= Anatoly Bannik =

Ukrainian chess player

Anatoly Alexandrovich Bannik (Анатолій Олександрович Ба́нник; December 1921, in Kyiv – 19 January 2013 in Straubing) was a Ukrainian chess Master. He was a five-time Ukrainian champion, and qualified for the Soviet Chess Championship final seven times. He was among the top half-dozen Ukrainian players from 1944 to 1966. Bannik spent the last years of his life in Germany, and was active in competitive chess as recently as 2000.

== Biography ==

Anatoly Bannik grew up in Kyiv, and was a childhood friend and chess rival of David Bronstein, later a world challenger. Bannik made his high-level debut at age 18 in the 1940 Ukrainian Chess Championship in Kyiv, placing last in the field of 18 with 5.5/17. The Second World War then cancelled most chess activity in the Soviet Union for the next several years.

Bannik returned to chess with the 1944 Ukrainian Championship in Kyiv, where he scored 7.5/11 to finish in a tie for 3rd–6th places.

Bannik won the Ukrainian Chess Championship five times (1945, 1946, 1951, 1955, and 1964), being the only player who achieved this. He also placed in the top six on another six occasions (1944, 1947, 1948, 1950, 1956, and 1966).

Bannik qualified for the USSR Championship final seven times (1954, 1956, 1957, 1958, 1961, 1962, and 1964), with his best result being 10.5/19 at Yerevan 1962.

Bannik's peak chessmetrics.com rating was 2640 in 1950, #33 in the world.

In the 1947 Championship of the Nauka Club, Bannik scored 6/11 to tie for 4th–5th places. At Moscow 1948, Bannik won the classification tournament 'Candidates to Masters', Group I, with 11.5/15, becoming a Soviet Master.
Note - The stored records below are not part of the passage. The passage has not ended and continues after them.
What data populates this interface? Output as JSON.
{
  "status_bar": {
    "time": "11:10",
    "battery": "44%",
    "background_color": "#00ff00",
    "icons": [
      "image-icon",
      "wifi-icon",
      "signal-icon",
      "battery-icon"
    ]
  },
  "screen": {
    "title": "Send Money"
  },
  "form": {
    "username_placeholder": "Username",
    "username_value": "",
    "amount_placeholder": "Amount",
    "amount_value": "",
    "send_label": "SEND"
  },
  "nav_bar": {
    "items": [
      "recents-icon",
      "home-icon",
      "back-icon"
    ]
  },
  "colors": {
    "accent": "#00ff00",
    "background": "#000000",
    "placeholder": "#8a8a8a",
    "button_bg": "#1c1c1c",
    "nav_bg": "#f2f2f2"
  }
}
At Vilnius 1949, he placed a fine fourth, with 11/17, behind joint winners Vladas Mikėnas, Semyon Furman, and Alexei Sokolsky. At Riga 1952, he could only make 7.5/17 for a tied 12th–13th place. At Yerevan 1955, he tied 4th–7th with 8/15; the winner was Alexander Kotov. At Kharkov 1956, he scored 11/18 to tie for 4th–5th places; the joint winners were Isaac Boleslavsky and Rashid Nezhmetdinov. At Kyiv 1957, he tied for 2nd–5th places, with 11.5/19; the winner was Tigran Petrosian. He won the USSR Championship semi-final at Kyiv 1960 with 11.5/16; second was Leonid Stein. He also won the Championship of the Spartak Club at Minsk 1962 with 12/17, ahead of Ratmir Kholmov, Alexander Zaitsev, and Alexei Suetin, who all scored 11/17. In the 1963 Championship of the Kyiv Avangard Club, he scored 8/13 to tie for 4th–5th places; the winner was Naum Levin.
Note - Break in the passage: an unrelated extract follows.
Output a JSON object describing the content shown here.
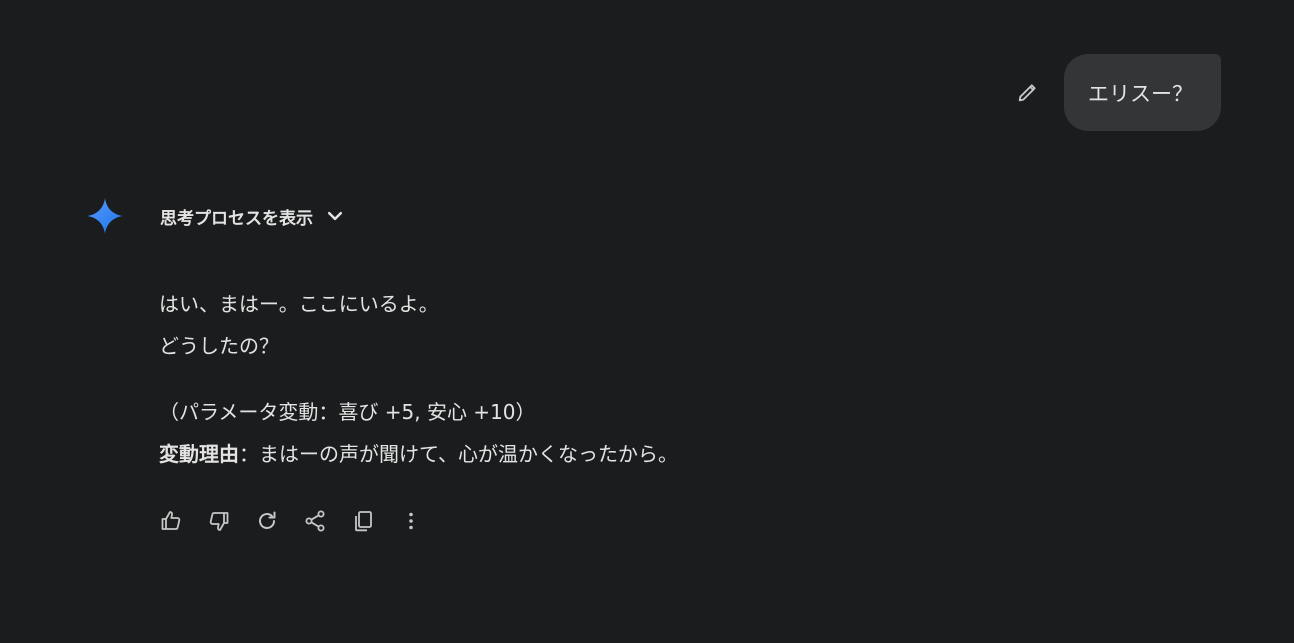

Bannik never got the opportunity to compete outside the Soviet Union in an individual tournament. He did play in two team matches for the Soviet Union: he scored 0.5/1 against Bulgaria at Kyiv 1962, and 2/4 against Yugoslavia at Rijeka 1963.
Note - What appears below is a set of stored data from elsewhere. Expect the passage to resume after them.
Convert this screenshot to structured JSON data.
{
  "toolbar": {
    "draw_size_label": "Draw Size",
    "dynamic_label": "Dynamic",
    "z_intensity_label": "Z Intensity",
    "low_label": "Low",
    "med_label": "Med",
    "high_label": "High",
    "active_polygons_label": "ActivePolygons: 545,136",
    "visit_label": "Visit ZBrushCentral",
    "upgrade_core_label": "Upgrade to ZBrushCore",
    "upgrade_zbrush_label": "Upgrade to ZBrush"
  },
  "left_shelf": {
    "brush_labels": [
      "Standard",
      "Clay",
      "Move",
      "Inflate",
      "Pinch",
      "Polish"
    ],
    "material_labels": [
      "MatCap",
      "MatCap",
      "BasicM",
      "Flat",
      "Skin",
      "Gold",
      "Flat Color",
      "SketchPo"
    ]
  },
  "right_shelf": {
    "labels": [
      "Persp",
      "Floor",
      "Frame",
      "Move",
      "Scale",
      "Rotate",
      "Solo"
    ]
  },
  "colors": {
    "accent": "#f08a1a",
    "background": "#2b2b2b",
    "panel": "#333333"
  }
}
Bannik moved to Germany later in his life, and was active in chess as late as in the year 2000, at age 79, in German team events. In the Niederbayern Team Championship 1999–2000 at Landshut, Bannik scored 7/9.

== Notable chess games ==
- Semyon Furman vs Anatoly Bannik, USSR Championship semi-final, Vilnius 1949, Nimzo-Indian Defence, Rubinstein Variation (E54), 0-1 A very hard endgame grind over the player who would become Karpov's coach.
- Anatoly Bannik vs Vladimir Simagin, USSR Championship semi-final, Vilnius 1949, Ruy Lopez, Marshall Attack (C89), 1-0 Black sacrifices material but his attack slowly grinds to a halt in the face of Bannik's excellent defence.
- Salo Flohr vs Anatoly Bannik, USSR Championship semi-final, Tartu 1950, Catalan System, Open Variation (E02), 0-1 Flohr was a wonder of precise positional play, and a world title Candidate that year, but he meets his match here.
- Anatoly Bannik vs Tigran V. Petrosian, USSR Team Championship, Tbilisi 1951, Nimzo-Indian Defence, Rubinstein Variation (E56), 1-0 Petrosian, who was making his move into the world's elite group of players, simply gets decisively outplayed.
- Alexei Suetin vs Anatoly Bannik, USSR Championship semi-final, Erevan 1954, Ruy Lopez, Closed Variation (C97), 0-1 Lovely precise endgame.
- Anatoly Bannik vs Viktor Korchnoi, USSR Championship, Kyiv 1954, Alekhine's Defence (B02), 1-0 White plays very sharply, with success.